In un atmosfera luttuosa, in uno spazio scenico completamente nero e corredato da un’enorme tenda del medesimo colore quale fondale, i danzatori di Aterballetto narrano di fatto la tragedia delle vittime del volo aereo, prese come emblema della precaria condizione umana. La caduta è resa attraverso l’uso della scenografia: l’elica dell’aereo si illumina e gira nascosta dietro alla tenda nera, mentre i danzatori si coprono il volto vinti dalla catastrofe che li attende. L’illuminazione sdoppia la scena; nel momento in cui il disastro avviene, è la platea e con essa gli spettatori ad essere illuminata, mentre i corpi in scena danzano nella semi-oscurità, a rimarcare che ormai sono passati al di là dell’esistenza, incontrando il non-essere, dunque la morte. Il finale vede un gonfiabile nero modellarsi alle spalle dell’enorme “sipario” nero, sul quale i danzatori “atterrano”, quale grande abisso che li inghiotte, e li accoglie allo stesso tempo.
Sul piano prettamente coreico, Kratz dona allo spettatore un’opera dove il linguaggio della danza è astratto e insieme narrativo.
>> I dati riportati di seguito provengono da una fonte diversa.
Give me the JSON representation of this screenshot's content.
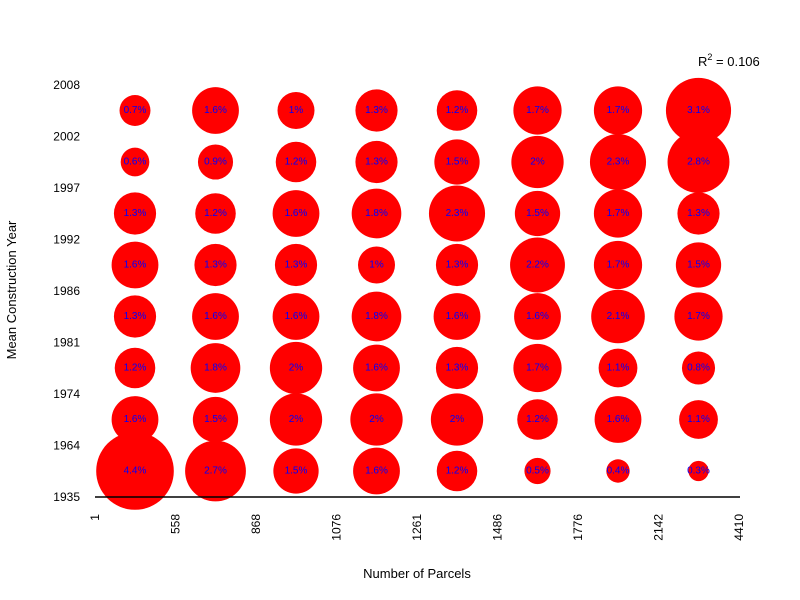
{
  "chart_data": {
    "type": "bubble-grid",
    "xlabel": "Number of Parcels",
    "ylabel": "Mean Construction Year",
    "x_ticks": [
      "1",
      "558",
      "868",
      "1076",
      "1261",
      "1486",
      "1776",
      "2142",
      "4410"
    ],
    "y_ticks": [
      "1935",
      "1964",
      "1974",
      "1981",
      "1986",
      "1992",
      "1997",
      "2002",
      "2008"
    ],
    "r2": {
      "prefix": "R",
      "sup": "2",
      "value": " = 0.106"
    },
    "bubble_color": "#ff0000",
    "label_color": "#0000ff",
    "rows": [
      {
        "y_bin": "1935-1964",
        "values": [
          4.4,
          2.7,
          1.5,
          1.6,
          1.2,
          0.5,
          0.4,
          0.3
        ],
        "labels": [
          "4.4%",
          "2.7%",
          "1.5%",
          "1.6%",
          "1.2%",
          "0.5%",
          "0.4%",
          "0.3%"
        ]
      },
      {
        "y_bin": "1964-1974",
        "values": [
          1.6,
          1.5,
          2.0,
          2.0,
          2.0,
          1.2,
          1.6,
          1.1
        ],
        "labels": [
          "1.6%",
          "1.5%",
          "2%",
          "2%",
          "2%",
          "1.2%",
          "1.6%",
          "1.1%"
        ]
      },
      {
        "y_bin": "1974-1981",
        "values": [
          1.2,
          1.8,
          2.0,
          1.6,
          1.3,
          1.7,
          1.1,
          0.8
        ],
        "labels": [
          "1.2%",
          "1.8%",
          "2%",
          "1.6%",
          "1.3%",
          "1.7%",
          "1.1%",
          "0.8%"
        ]
      },
      {
        "y_bin": "1981-1986",
        "values": [
          1.3,
          1.6,
          1.6,
          1.8,
          1.6,
          1.6,
          2.1,
          1.7
        ],
        "labels": [
          "1.3%",
          "1.6%",
          "1.6%",
          "1.8%",
          "1.6%",
          "1.6%",
          "2.1%",
          "1.7%"
        ]
      },
      {
        "y_bin": "1986-1992",
        "values": [
          1.6,
          1.3,
          1.3,
          1.0,
          1.3,
          2.2,
          1.7,
          1.5
        ],
        "labels": [
          "1.6%",
          "1.3%",
          "1.3%",
          "1%",
          "1.3%",
          "2.2%",
          "1.7%",
          "1.5%"
        ]
      },
      {
        "y_bin": "1992-1997",
        "values": [
          1.3,
          1.2,
          1.6,
          1.8,
          2.3,
          1.5,
          1.7,
          1.3
        ],
        "labels": [
          "1.3%",
          "1.2%",
          "1.6%",
          "1.8%",
          "2.3%",
          "1.5%",
          "1.7%",
          "1.3%"
        ]
      },
      {
        "y_bin": "1997-2002",
        "values": [
          0.6,
          0.9,
          1.2,
          1.3,
          1.5,
          2.0,
          2.3,
          2.8
        ],
        "labels": [
          "0.6%",
          "0.9%",
          "1.2%",
          "1.3%",
          "1.5%",
          "2%",
          "2.3%",
          "2.8%"
        ]
      },
      {
        "y_bin": "2002-2008",
        "values": [
          0.7,
          1.6,
          1.0,
          1.3,
          1.2,
          1.7,
          1.7,
          3.1
        ],
        "labels": [
          "0.7%",
          "1.6%",
          "1%",
          "1.3%",
          "1.2%",
          "1.7%",
          "1.7%",
          "3.1%"
        ]
      }
    ]
  }
}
Al fraseggio più virtuoso si unisce una gestualità quasi mimica; in un susseguirsi di contatto e distacco, assoli e passi d’insieme, i danzatori si librano in calibrati virtuosismi senza mai perdere di vista l’interpretazione complessiva della poetica dell’opera.
Il tema della catastrofe di L’Eco dell’acqua di Kratz va a chiudere il trittico di Aterballetto donando uno slancio dinamico verso l’apertura della pratica della danza a discorsi ampi e di spessore, e restituisce il ritratto di una compagnia ben salda, corroborata dalla padronanza di un registro variegato e complesso fatto di tematiche e tecniche di fine elaborazione.